Je rédige cette critique pour le plaisir, car il y a peu de chance que vous alliez voir ce film en salle. En effet, sa distribution est plutôt confidentielle en France, comme trop souvent pour les films traitant d’un thème LGBT (lesbienne, gay, bi, trans).
En l’occurrence, il s’agit aussi d’un film politique. Le conservatisme fait un retour remarqué au Brésil, un pays déjà classé parmi les plus dangereux pour les LGBT (environ un assassinat par jour lié à l’orientation sexuelle ou à la transidentité)
Nous sommes 13 jours après sa date de sortie et il est projeté dans 15 cinémas…en France (oui, oui, tout l’hexagone).
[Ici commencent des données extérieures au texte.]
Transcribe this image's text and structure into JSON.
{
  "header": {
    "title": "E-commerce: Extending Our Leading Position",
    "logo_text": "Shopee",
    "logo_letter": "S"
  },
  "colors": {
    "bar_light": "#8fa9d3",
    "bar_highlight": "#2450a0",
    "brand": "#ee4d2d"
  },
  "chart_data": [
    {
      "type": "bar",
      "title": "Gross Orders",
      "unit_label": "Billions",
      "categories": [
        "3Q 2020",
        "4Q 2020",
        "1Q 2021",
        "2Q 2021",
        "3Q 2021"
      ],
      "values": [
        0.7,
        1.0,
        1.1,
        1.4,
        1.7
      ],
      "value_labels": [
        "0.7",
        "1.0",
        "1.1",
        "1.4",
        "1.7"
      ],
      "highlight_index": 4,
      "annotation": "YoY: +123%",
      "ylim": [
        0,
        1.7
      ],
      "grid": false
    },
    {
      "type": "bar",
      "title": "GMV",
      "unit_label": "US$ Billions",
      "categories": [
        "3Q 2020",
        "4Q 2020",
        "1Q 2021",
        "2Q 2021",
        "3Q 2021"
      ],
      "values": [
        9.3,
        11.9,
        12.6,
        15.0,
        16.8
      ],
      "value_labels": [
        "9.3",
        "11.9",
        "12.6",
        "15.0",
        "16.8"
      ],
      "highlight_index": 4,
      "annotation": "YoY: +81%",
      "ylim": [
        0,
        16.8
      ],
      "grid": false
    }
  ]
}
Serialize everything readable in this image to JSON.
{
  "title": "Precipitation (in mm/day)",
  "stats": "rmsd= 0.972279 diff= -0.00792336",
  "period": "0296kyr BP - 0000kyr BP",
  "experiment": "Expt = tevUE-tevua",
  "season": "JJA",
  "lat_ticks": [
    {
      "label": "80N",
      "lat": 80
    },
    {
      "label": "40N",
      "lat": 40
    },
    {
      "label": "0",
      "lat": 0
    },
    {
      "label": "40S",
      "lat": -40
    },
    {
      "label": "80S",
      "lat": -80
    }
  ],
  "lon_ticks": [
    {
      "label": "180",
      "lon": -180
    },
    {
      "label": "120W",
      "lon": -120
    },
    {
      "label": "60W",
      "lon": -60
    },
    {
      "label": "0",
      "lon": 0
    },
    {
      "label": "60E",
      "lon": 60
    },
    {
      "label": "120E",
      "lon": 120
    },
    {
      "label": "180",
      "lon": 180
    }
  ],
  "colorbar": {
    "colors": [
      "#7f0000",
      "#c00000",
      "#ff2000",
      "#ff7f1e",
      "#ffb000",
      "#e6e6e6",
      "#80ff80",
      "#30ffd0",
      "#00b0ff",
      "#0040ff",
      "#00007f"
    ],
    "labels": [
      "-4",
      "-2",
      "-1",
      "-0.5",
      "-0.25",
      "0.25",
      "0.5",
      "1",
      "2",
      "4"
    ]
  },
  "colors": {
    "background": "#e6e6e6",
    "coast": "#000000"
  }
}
C’est pourtant dommage de se priver de beaux films parce qu’ils racontent des histoires qui ne s’inscrivent pas dans la même identité de genre ou la même orientation sexuelle que soit. Si les LGBT en faisant autant, ils louperaient beaucoup de beau film. Et bien ici, il en va de même pour les hétéros et hétérotes qui se diraient que ce film ne les concerne pas.
Pour ma part, je l’avais manqué (et j’en étais fâché) lors du festival chéris-chéries 2015 à Paris, il fallait donc venger ce loupé.
Venons-en au film.
Beira-Mar signifie « bord de mer » en portugais brésilien.
Je vous arrête tout de suite, on est bien loin des clichés de la plage brésilienne qui peuvent envahir spontanément votre cerveau pervers :-)
Le film est tourné et se situe sur la côté sud du Brésil (donc plus fraîche, hémisphère sud oblige), qui plus est en hiver. La plage n’est pas très belle, on semble un peu loin de tout, le vent souffle, et il fait froid. (ah, ça calme hein !)
Le scénario est inspiré des propres souvenirs d’adolescence de 2 co-réalisateurs, qu’ils ont mêlés à ceux des 2 acteurs lors de la phase où ils ont, ensemble, construit les 2 personnages principaux (assez rare pour être signalé)
2 amis, dont on suggère une amitié forte, une relation très proche mais qui s’est étiolée, partent ensemble à plus d’une heure de route, pour visiter la famille de l’un d’eux (qu’il n’a pas vu depuis 10 ans).
Sur place, il loge dans la belle maison familiale au bord de la plage, qui n’a pas connu de vie depuis aussi longtemps. Cette demeure sera le décor principal d’un presque huit-clos, où chacun teste un peu l’autre et soi-même, teste la valeur de cette amitié passée mais pas encore enterrée.
Tous deux sont dans ce passage délicat entre l’adolescence et l’âge adulte, et cette « virée » sera l’occasion d’une initiation sur plusieurs plans. La grande force du film est de savoir capter et rendre le tourbillon de sentiments très différents qui parcourt cette période si particulière de la vie de chacun de nous.
On y perçoit l’attente, la recherche de soi et des autres, l’hésitation mais en même qu’une capacité à foncer sans trop réfléchir. C’est la période on questionne ses propres limites, celles de son entourage. C’est aussi l’âge des fêtes et des abus d’alcool, de la découverte de la sexualité, mais également celui qui est parcouru par des émotions très complexes, là où se dessine des ruptures profondes (car pour se construire, il faut parfois rompre avec les choix que d’autres ont fait jusqu’ici pour vous).
Tout cela est superbement rendu. Les décors simples sonnent tellement justes avec l’histoire, la photographie du film n’a pas besoin d’en faire des tonnes pour accompagner. Les acteurs sont d’une justesse qui m’a ébahi, simples et très complexes à la fois.
Si le rythme est globalement lent, cette lenteur n’est jamais pesante et elle sert véritablement le film. Les dialogues des différents personnages n’en rajoutent pas, parce que trop parler c’est souvent en dire moins.
La magie et la réussite de ce premier long métrage tient justement à sa capacité à montrer ce qui ne se voit pas, ce qu’on n'entend pas. Le tourbillon d’émotions contradictoires, les interrogations fortes et silencieuses. On est très loin des adolescences si souvent idéalisées au cinéma, c’est tellement plus véridique et juste.
Au final, le film est comme le bruit des vagues en hiver, il est est doux et puissant.